Sábado. 18:36. Estoy en el sofá, cubierta con una manta y emociones contradictorias. Llevo seis capítulos seguidos de una serie que no mencionaré por respeto a los que aún creen en la moderación. Acaba de morir un personaje que llevaba tres temporadas esquivando la guadaña con más éxito que algunas editoriales esquivan pagar a tiempo.
Y entonces suena el móvil.
No uno de esos mensajes pasivo-agresivos por correo. No. Una llamada. De uno de esos clientes: importantes, intensos y con la capacidad sobrenatural de presentarse mentalmente en tu casa cada vez que su nombre aparece en la pantalla.

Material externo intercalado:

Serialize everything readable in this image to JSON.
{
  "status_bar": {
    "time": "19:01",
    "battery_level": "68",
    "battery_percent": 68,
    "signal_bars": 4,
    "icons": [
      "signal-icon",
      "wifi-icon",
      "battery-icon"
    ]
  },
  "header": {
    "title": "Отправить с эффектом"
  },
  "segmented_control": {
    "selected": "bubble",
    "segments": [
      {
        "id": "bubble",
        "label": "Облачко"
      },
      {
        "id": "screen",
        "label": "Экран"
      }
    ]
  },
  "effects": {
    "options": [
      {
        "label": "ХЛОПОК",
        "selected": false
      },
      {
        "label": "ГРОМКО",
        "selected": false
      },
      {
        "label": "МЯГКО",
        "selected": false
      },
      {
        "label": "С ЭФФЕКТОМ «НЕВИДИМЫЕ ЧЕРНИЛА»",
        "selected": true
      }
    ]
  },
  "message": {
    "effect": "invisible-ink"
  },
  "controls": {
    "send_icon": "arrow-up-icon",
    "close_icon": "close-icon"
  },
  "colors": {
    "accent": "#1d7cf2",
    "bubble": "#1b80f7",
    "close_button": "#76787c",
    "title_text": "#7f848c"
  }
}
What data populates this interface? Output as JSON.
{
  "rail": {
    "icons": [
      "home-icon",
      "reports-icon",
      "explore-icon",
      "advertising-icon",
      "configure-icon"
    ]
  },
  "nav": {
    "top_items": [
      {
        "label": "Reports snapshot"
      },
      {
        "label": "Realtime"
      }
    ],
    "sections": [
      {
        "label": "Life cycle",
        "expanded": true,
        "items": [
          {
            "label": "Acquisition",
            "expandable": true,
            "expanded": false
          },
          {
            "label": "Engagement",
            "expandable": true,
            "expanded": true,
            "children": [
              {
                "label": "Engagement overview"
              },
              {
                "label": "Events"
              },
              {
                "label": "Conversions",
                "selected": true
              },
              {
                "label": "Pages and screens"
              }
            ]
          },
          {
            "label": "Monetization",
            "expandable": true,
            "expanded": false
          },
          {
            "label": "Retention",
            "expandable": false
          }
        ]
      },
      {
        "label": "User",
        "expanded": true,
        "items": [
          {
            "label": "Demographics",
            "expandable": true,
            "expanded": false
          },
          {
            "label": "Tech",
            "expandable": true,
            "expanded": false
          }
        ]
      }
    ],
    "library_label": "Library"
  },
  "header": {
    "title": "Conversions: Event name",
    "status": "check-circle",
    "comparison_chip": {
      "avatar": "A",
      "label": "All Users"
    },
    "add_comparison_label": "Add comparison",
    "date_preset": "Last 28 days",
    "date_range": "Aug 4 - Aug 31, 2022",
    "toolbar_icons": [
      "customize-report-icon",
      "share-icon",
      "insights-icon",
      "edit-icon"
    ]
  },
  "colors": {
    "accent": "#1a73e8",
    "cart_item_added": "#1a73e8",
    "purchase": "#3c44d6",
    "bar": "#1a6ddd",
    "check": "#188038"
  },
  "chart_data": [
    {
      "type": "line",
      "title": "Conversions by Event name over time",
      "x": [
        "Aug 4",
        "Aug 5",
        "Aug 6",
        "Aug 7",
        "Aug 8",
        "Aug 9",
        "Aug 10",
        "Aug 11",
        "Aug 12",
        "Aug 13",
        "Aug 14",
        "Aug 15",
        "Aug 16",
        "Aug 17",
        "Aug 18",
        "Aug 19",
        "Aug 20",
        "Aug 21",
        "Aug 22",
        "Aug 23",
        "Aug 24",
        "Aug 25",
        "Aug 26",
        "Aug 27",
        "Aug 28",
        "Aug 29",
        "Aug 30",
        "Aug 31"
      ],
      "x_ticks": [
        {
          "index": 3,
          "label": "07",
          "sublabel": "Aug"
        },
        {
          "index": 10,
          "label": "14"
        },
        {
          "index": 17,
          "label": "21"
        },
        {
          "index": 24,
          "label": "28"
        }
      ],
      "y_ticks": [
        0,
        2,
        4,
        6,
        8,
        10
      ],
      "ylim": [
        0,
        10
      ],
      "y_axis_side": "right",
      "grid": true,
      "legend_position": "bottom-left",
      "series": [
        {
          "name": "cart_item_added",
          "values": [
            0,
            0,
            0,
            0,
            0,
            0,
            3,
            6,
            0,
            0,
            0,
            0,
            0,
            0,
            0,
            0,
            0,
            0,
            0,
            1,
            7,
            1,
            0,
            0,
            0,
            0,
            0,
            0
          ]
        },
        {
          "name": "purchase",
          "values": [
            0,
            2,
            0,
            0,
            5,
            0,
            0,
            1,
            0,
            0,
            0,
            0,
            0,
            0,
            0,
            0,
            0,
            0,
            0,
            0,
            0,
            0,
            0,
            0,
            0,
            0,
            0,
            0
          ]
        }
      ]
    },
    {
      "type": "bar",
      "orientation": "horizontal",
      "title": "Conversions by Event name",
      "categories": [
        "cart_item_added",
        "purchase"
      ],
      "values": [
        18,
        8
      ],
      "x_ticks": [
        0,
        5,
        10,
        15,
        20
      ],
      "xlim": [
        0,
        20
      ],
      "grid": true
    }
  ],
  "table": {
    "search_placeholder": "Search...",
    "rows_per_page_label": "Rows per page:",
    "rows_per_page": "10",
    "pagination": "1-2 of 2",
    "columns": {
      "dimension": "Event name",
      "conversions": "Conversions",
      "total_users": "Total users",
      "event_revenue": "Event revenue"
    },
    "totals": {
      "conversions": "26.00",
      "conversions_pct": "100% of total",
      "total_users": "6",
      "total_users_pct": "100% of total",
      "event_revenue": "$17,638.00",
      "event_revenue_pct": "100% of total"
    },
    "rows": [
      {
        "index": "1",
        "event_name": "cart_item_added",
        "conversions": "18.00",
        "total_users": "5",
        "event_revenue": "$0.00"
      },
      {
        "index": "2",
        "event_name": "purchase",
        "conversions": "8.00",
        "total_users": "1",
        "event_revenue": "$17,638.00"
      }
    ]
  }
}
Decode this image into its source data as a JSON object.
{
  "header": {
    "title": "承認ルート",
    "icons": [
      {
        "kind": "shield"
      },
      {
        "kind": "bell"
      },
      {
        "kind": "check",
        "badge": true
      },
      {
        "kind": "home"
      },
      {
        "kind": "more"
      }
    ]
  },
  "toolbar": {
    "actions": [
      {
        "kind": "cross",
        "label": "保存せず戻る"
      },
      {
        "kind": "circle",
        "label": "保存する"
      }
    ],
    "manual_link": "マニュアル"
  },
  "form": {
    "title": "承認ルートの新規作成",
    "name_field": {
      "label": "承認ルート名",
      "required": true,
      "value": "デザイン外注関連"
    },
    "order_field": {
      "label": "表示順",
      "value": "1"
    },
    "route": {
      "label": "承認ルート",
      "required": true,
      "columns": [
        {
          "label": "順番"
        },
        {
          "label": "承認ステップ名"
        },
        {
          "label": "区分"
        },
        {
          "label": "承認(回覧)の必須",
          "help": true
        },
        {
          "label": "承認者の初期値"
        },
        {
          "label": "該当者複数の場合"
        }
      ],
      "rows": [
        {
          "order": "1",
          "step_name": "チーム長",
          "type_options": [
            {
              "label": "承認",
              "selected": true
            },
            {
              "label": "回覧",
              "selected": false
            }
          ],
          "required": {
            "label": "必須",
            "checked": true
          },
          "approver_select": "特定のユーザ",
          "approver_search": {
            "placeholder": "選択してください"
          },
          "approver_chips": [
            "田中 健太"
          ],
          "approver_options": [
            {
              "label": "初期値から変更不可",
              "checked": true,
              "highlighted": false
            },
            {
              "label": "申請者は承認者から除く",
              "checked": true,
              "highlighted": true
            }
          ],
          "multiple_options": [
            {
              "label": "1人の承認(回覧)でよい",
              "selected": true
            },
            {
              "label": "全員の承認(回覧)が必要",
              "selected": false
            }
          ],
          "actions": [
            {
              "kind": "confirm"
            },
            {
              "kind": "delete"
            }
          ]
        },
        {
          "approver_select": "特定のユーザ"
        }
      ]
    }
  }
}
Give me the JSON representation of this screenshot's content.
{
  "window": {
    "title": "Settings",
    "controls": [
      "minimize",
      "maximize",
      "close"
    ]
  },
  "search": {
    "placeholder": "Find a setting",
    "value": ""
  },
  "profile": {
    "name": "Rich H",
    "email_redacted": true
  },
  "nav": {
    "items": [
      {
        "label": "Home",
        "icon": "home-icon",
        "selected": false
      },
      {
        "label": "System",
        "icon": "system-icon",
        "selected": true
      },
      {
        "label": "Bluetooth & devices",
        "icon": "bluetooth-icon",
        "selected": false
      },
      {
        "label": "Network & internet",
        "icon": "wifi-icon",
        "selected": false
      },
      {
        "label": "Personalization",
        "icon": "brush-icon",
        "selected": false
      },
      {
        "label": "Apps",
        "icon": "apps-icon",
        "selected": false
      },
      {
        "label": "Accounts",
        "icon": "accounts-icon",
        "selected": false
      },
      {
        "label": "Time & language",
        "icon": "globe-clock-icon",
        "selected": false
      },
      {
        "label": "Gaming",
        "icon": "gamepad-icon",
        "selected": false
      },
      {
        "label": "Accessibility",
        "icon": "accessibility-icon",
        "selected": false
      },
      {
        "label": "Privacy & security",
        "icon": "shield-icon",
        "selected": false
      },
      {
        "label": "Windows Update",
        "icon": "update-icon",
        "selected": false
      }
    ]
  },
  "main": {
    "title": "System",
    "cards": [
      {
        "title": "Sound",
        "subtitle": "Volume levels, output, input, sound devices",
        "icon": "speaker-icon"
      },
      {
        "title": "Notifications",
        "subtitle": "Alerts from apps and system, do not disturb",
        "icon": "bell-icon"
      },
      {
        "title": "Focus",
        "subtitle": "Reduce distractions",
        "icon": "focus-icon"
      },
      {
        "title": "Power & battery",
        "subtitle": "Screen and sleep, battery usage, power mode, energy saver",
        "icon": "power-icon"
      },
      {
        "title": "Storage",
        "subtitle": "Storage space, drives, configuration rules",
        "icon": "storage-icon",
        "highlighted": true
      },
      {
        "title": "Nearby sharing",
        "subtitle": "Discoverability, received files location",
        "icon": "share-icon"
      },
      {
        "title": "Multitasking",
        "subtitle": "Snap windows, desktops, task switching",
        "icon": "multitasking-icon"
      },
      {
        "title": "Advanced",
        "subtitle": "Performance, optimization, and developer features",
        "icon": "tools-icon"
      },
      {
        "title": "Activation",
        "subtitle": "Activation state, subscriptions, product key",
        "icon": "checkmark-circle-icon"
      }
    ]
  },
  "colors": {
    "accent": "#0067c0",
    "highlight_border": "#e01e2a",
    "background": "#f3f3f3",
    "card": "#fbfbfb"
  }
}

Contesto. Claro que sí. Porque una es profesional. O adicta a los sobresaltos, aún no lo tengo claro. Lo que sale de mi boca no es un «hola» cordial, sino una especie de susurro tembloroso:
—No puede ser que lo hayan matado…
Silencio al otro lado.
—¿Perdón?
Respondo como si nada. Profesionalidad de gala, aunque por dentro yo seguía en el campo de batalla de la ficción
—Perdón, decía… Buenas tardes. ¿En qué puedo ayudarte?
El cliente ignora el desliz, o decide que es mejor fingir que ha oído mal. Me lanza una retahíla de frases subordinadas, el equivalente verbal a una ristra de fuegos artificiales mal sincronizados. Cada nueva cláusula arrastra consigo una petición, una duda, un «esto no lo había entendido así», un «¿crees que podríamos reestructurar todo el capítulo tres y quitarle un poco de ese tono tan… editorial?».
Mientras tanto, en la pantalla —en silencio, porque yo sí tengo sentido del deber— el capítulo sigue. Veo de reojo a otro personaje sacar un cuchillo. No sé si va a morir, matar o pelar una manzana. Y no puedo concentrarme. Ni en la trama de la serie ni en la del manuscrito.
Me doy cuenta de que he dejado de escuchar. El cliente sigue hablando, pero yo estoy descifrando en paralelo si esa coma en el párrafo cuatro debería ir realmente ahí. O si estoy teniendo una alucinación gramatical provocada por el hambre emocional que me dejan los personajes ficticios. Y aquí estamos.
Al final de la llamada, prometo enviar una propuesta el lunes. El cliente cuelga satisfecho. Yo vuelvo al capítulo.
El cuchillo era para pelar una manzana.
Y yo, para variar, he vuelto a ser una profesional con vocación doble: correctora textual y mártir emocional de la multitarea.
Más de Lia Troth próximamente.
(O no. Depende de cómo acabe el próximo encargo).